Peanuts have become China best-performing agricultural commodity as dry weather and Beijing’s policies have eaten into supplies, raising traders’ fears that demand from the world’s largest importer of the legume will push up international prices.
China suffered a severe drought in key growing areas last year, while the government’s agricultural subsidy programme, which favours soyabeans, has led to a sharp drop in the country’s peanut acreage.
Futures contracts traded on the Zhengzhou Commodity Exchange have risen about 10 per cent this year to just under Rmb11,000 ($1,582) a tonne. They are hovering just below a record high touched late last month, making them the country’s best-performing agricultural commodity so far in 2023.
The rally in Chinese peanut prices comes as the global market remains tight, with drought having affected many of the main international exporters last year. Weather in Argentina, the leading exporter, has been erratic during the past few months, raising traders’ concerns about lower yields and smaller kernels, while heavy rains in Brazil have hampered harvesting, leading to analyst worries about quality issues, according to Mintec, the commodity data and analysis firm.
China is the world’s largest peanut producer, mainly crushing it for oil, but it is also the leading importer of the commodity.
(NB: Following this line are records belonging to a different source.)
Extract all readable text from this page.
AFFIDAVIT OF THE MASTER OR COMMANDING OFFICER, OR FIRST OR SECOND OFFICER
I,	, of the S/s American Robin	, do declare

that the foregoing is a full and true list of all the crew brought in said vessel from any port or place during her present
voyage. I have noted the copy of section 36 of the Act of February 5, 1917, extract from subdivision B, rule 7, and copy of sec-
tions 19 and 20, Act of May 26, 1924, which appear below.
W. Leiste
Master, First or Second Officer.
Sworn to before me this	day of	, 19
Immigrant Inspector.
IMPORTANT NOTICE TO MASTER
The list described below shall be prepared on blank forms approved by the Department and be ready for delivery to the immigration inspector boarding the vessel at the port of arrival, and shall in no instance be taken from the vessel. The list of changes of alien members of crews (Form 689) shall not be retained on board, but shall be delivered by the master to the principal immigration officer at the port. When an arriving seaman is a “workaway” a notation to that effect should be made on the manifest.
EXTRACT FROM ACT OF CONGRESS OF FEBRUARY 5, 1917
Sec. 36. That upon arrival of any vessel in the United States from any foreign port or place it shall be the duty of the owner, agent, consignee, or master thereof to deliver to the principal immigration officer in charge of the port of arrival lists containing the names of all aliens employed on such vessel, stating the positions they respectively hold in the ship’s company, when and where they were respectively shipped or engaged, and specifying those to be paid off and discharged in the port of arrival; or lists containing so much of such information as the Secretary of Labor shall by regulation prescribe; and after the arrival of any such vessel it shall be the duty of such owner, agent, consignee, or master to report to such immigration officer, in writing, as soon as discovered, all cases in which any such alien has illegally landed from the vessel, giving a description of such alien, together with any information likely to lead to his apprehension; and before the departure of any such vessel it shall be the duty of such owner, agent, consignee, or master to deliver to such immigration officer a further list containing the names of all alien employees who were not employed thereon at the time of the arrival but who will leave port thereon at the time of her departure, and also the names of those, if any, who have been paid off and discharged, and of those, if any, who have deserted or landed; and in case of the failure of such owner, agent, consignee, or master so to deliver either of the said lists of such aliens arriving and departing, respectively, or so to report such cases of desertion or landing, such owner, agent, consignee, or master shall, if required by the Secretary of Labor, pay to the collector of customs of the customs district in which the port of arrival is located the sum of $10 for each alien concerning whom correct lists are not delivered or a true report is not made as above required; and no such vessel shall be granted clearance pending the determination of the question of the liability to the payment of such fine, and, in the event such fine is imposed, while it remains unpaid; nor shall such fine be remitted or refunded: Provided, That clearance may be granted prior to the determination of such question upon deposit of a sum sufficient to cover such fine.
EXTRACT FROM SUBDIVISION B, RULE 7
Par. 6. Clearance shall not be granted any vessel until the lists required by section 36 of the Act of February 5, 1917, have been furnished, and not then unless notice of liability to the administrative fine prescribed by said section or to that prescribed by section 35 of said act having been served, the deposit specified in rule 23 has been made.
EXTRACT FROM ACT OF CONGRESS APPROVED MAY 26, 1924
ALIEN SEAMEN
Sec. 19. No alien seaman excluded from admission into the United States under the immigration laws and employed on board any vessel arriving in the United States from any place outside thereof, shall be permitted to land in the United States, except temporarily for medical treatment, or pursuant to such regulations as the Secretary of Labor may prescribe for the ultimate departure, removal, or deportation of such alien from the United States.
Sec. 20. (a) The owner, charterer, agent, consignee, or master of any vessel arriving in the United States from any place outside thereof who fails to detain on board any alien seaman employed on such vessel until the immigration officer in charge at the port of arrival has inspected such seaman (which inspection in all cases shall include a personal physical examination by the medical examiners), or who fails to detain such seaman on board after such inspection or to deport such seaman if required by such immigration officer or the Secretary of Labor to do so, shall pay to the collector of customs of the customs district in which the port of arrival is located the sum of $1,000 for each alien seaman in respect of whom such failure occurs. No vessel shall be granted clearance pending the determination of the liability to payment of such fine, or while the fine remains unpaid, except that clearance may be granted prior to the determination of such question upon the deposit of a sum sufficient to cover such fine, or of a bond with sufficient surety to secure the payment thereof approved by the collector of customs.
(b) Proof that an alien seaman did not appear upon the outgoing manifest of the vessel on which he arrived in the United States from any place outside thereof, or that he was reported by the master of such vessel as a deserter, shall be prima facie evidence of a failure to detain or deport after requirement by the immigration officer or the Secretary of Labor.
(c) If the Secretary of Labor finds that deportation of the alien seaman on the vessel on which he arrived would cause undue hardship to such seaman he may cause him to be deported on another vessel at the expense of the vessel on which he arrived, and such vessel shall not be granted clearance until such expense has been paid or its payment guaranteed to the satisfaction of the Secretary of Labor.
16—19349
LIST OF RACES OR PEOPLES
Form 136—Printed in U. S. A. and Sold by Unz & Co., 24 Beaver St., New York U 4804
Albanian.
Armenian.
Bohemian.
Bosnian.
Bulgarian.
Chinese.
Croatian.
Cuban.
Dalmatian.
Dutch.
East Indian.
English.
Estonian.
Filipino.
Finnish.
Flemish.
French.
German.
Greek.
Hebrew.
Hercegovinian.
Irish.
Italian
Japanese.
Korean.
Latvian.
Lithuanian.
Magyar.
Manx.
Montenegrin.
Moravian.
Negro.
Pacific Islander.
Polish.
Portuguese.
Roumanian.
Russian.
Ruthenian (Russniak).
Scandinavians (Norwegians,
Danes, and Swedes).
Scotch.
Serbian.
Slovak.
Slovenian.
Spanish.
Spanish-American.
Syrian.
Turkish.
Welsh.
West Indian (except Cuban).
This year it is expected to import 1.1mn tonnes of the groundnut, more than quadruple that of the EU, the second-largest market.
Since China reopened at the start of the year, it has actively bought up supplies, said traders and analysts. “They are everywhere trying to buy peanuts,” said Martin Masopust, director at Netherlands-based trader Bohemia Nut. “China is the market driver. If they plant less peanuts because they lose acreage to soyabeans, then it will affect the world market.”
Masopust said last year’s drought had helped exacerbate domestic supply shortages and was driving Chinese buyers to snap up supply across global markets ranging from Senegal to Sudan.
Aidan Wright, senior nuts and dried fruit analyst at Mintec, said: “Chinese buyers have been securing peanut oil out of South America and buying up US farmer stock for crushing.”
Analysts at the US Department of Agriculture had warned as early as November that “low prices, combined with unfavourably dry planting conditions in some regions, forced some farmers to forgo planting typically higher margin peanuts for other crops”, but added that “high losses are likely limited to a few regions”.
Beijing has yet to announce official production figures for 2022, but Chinese media have begun sounding the alarm in recent months, warning that government subsidies encouraging farmers to raise corn and soyabeans, a rival oilseed, had pushed farmers to abandon peanut planting in pursuit of greater returns from other crops.
Last month, the state-run Economic Daily reported that arable land used to cultivate peanuts in China shrank almost 19 per cent in 2022, a record fall, concluding that improvements “clearly remain to be made with regards to policies meant to ensure simultaneous growth in output capacity for cereals, soyabeans and other oils”.
Chinese news and data provider Grain News has reported that industry estimates pointed to a fall of more than 23 per cent in China’s peanut production last year.
Darin Friedrichs, a commodities analyst at Shanghai-based Sitonia Consulting, said China’s domestic peanut futures market, which launched just two years ago, was “just getting tossed around by government subsidies”.